Question regarding differentiation

I have a question on differentiation.

Suppose we have $y=f(x)$.

Is ${dy\over dx}={1 \over {dx \over dy}}$?

I know we can find some counterexamples to it, like in polar coordinates:

$$x=r\cos(\theta),\ y=r\sin(\theta)$$ $${\partial x\over \partial r}=\cos(\theta)={\partial r\over \partial x}$$

This part comes from the Laplace equation in PDE:

Given the following equation:

$\Delta u=0,\ u=u(x,y)$ $Change\ x=r\cos(\theta),\ y=r\sin(\theta)$

The Jacobian of the transformation is

$$\left( \begin{array}{cc} {\partial x \over \partial r} & {\partial y \over \partial r}\\ {\partial x \over \partial \theta} & {\partial y \over \partial \theta}\end{array} \right)=\left( \begin{array}{cc} {\cos(\theta)} & {\sin(\theta)}\\ {-r\sin(\theta)} & {r\cos(\theta)}\end{array} \right)$$

The inverse matrix is

$$\left( \begin{array}{cc} {\partial r \over \partial x} & {\partial \theta \over \partial x}\\ {\partial r \over \partial y} & {\partial \theta \over \partial y}\end{array} \right)=\left( \begin{array}{cc} {\cos(\theta)} & {-\sin(\theta)\over r}\\ {\sin(\theta)} & {cos(\theta)\over r}\end{array} \right)$$

This portion comes from the book "Partial Differential Equations, an Introduction" by Walter Strauss. He also gives a warning that ${\partial r \over \partial x}\not=({\partial x \over \partial r})^{-1}$. I will like to know, under what circumstances can ${dy\over dx}={1 \over {dx \over dy}}$?
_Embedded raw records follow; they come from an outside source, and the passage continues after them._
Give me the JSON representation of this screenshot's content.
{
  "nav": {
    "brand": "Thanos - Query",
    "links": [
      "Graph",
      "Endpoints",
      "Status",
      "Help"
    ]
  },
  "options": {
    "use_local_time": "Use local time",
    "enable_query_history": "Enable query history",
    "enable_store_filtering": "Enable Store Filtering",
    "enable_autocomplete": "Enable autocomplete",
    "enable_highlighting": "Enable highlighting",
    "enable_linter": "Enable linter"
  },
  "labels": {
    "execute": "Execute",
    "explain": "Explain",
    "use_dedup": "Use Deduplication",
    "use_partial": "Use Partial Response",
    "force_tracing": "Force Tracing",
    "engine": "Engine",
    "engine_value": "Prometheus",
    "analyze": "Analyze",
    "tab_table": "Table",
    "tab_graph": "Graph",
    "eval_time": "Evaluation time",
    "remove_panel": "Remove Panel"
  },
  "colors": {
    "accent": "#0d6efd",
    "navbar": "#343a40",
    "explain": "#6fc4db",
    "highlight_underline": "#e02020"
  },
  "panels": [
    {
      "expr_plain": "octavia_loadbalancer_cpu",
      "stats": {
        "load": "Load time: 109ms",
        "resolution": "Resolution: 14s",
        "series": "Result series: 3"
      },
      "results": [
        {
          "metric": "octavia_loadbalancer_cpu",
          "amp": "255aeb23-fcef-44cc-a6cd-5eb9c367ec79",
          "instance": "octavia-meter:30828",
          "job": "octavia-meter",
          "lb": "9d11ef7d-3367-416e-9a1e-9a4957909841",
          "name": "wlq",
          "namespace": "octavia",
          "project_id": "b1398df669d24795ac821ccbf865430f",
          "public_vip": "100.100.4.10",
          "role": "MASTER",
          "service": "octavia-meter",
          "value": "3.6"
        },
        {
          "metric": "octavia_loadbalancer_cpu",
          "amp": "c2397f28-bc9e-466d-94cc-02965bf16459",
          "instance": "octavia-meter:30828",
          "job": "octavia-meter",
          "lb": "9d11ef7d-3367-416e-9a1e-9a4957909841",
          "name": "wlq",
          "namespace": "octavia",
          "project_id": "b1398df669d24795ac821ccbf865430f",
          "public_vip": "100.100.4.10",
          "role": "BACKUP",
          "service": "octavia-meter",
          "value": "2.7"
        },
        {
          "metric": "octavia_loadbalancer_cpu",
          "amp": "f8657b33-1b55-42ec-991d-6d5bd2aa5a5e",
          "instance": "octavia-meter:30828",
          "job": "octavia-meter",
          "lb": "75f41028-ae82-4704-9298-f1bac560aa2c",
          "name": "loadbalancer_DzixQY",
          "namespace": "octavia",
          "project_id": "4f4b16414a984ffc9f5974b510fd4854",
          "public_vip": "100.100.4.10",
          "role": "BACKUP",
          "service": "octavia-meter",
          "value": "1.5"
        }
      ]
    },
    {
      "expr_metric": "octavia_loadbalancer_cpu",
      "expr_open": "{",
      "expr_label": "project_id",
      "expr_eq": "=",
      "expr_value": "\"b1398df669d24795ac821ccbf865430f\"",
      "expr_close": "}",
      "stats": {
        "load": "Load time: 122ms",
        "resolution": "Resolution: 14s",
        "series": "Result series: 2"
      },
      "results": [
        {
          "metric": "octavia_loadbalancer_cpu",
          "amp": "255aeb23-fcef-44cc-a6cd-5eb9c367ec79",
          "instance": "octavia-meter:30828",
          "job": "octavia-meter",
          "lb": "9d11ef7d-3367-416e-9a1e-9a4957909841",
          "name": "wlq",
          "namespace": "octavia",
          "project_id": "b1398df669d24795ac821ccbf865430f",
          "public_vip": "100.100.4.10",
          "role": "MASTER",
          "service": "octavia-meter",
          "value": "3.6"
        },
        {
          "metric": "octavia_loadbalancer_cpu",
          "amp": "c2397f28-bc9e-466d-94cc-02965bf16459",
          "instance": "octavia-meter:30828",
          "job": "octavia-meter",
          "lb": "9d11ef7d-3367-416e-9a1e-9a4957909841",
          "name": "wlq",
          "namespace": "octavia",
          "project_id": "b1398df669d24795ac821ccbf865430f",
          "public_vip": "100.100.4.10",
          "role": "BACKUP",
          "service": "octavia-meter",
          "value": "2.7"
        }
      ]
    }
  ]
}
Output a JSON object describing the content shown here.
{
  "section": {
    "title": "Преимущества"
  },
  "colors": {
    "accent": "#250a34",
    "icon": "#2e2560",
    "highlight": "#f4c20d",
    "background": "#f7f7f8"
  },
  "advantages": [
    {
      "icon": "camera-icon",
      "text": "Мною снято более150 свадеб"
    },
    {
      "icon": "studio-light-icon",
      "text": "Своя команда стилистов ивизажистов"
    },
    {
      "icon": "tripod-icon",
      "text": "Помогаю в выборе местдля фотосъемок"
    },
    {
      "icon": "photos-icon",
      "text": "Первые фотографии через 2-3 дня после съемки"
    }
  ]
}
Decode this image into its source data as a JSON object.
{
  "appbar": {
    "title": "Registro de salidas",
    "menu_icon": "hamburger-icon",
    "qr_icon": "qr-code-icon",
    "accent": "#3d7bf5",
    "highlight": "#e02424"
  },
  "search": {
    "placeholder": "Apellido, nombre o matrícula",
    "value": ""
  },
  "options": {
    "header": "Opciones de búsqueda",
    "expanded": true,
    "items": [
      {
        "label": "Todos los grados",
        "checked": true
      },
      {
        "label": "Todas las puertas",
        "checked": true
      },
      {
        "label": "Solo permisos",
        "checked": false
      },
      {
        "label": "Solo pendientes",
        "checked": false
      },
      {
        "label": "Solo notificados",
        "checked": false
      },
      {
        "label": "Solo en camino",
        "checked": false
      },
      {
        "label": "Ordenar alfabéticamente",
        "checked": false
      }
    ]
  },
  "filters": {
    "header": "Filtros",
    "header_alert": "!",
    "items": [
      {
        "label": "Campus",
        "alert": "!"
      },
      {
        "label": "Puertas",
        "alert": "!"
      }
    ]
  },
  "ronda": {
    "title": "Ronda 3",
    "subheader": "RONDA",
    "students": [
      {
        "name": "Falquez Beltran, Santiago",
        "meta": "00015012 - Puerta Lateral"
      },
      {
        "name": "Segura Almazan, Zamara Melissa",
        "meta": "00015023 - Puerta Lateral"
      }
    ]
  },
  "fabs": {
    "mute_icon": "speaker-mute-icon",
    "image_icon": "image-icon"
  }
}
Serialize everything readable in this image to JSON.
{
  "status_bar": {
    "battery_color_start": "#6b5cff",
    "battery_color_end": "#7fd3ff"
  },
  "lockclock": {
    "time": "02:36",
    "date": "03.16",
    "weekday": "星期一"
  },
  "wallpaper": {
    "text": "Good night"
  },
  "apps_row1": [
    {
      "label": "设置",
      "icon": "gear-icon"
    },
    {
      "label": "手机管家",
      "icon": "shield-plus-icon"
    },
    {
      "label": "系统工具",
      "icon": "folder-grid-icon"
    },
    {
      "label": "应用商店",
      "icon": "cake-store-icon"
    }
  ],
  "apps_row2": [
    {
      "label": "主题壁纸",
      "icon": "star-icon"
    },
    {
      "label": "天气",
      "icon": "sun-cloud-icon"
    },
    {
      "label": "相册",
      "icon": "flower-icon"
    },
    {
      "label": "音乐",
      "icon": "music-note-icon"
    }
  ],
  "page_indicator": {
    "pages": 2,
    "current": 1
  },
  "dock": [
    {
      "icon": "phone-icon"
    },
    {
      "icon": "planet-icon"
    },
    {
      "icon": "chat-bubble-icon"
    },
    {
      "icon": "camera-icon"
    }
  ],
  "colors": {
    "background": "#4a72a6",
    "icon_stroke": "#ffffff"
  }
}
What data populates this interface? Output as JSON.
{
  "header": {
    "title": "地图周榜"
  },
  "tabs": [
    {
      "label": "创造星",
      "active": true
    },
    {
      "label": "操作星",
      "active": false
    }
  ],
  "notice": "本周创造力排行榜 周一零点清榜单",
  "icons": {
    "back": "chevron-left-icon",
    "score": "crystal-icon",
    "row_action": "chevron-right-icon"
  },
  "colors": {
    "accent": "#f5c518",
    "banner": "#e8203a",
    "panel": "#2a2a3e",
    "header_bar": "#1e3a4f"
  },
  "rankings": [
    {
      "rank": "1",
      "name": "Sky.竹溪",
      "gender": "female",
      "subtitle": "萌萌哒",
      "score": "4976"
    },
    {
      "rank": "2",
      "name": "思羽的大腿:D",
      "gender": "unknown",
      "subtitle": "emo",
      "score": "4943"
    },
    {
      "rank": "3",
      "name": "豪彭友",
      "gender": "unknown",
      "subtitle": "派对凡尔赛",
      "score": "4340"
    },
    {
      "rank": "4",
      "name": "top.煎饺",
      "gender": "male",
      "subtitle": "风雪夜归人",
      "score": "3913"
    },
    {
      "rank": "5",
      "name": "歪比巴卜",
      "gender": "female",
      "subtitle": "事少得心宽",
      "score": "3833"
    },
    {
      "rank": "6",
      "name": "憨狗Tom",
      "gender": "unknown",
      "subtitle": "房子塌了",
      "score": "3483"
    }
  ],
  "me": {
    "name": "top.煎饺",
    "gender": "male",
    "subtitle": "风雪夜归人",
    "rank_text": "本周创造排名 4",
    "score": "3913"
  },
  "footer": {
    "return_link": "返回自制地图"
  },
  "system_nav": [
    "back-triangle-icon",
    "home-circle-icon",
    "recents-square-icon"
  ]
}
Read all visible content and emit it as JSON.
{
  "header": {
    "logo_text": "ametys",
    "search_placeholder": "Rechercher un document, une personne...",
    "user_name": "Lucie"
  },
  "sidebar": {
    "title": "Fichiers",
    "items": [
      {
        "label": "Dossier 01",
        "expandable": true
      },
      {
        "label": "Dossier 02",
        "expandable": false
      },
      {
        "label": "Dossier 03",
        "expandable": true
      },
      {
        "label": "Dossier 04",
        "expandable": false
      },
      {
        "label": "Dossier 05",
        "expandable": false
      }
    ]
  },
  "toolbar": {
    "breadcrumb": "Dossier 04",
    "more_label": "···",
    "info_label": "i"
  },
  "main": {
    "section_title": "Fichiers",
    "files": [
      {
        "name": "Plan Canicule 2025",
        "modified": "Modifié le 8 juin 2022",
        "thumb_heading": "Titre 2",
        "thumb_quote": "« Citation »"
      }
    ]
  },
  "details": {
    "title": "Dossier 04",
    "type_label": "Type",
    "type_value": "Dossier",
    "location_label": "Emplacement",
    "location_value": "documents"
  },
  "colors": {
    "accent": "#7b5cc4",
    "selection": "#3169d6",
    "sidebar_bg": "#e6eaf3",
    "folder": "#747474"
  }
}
Thank you very much for your help.

I will like to know, under what circumstances can $\frac{dy}{dx}=\left(\frac{dx}{dy}\right)^{-1}$?

These are just thoughts around that question: they're too lengthy for comments, but just minor observations.

Suppose you have $u = f(x, y)$, $v = g(x, y)$. Suppose you take point $(x_0, y_0)$ and its' image is $(u_0, v_0)$. Also, let there exist inverse differentiable functions $x = \tilde{f} (u, v)$, $y = \tilde{g}(u, v)$. Ok, you want $\frac{\partial u}{\partial x} = \left ( \frac{\partial x}{\partial u} \right )^{-1}$. We always have an equality for Jacobi matrices: $$\frac{D(u, v)}{D(x, y)}\bigg \vert_{(x_0. y_0)} \frac{D(x, y)}{D(u, v)} \bigg \vert_{(u_0. v_0)} = I $$

What will this imply for a partial derivatives of Jacobi matrices? We'll just check the result of Jacobian mulitplication and compare it with $I$ matrix at right side.
So, the element ${I}_{1, 1} = 1$: since $\frac{\partial u}{\partial x} \frac{\partial x}{\partial u} + \frac{\partial u}{\partial y}\frac{\partial y}{\partial u} = 1$ and $\frac{\partial u}{\partial x} \frac{\partial x}{\partial u} = 1$, you have that $\frac{\partial u}{\partial y}\frac{\partial y}{\partial u} = 0$, which means that $\frac{\partial u}{\partial y} = 0 $ or $\frac{\partial y}{\partial u} = 0$. Let's consider the case $\frac{\partial u}{\partial y} = 0 $; this leads to $\frac{\partial u}{\partial x} \frac{\partial x}{\partial v} = 0$ for ${I}_{1, 2}=0$ and that means $\frac{\partial x}{\partial v} = 0$ (since Jacobi matrices must have full rank). Checking $I_{2,2} = 1$ implies $\frac{\partial v}{\partial y}\frac{\partial y}{\partial v} = 1$. So, you see what necessary conditions appear? They are not very interesting: $\frac{\partial u}{\partial y}(x_0, y_0) = 0 $ or $\frac{\partial y}{\partial u}(u_0, v_0) = 0$ is necessary and sufficient to have $\frac{\partial u}{\partial x} (x_0, y_0) \frac{\partial x}{\partial u} (u_0, v_0) = 1$ and $\frac{\partial v}{\partial y}(x_0, y_0) \frac{\partial y}{\partial v} (u_0, v_0) = 1$.
Something more interesting happens when you want this to be true for all points on plane. This will lead to maps like $u = f(x), \; v = g(x, y)$ (if only one of derivatives $\frac{\partial u}{\partial y}$ or $\frac{\partial y}{\partial u}$ vanishes everywhere) or like $u = f(x), \; v = g(y)$ (if both derivatives vanish everywhere). The latter case is kind of obvious.

It is true if you are dealing with a function of one variable $y = f(x)$.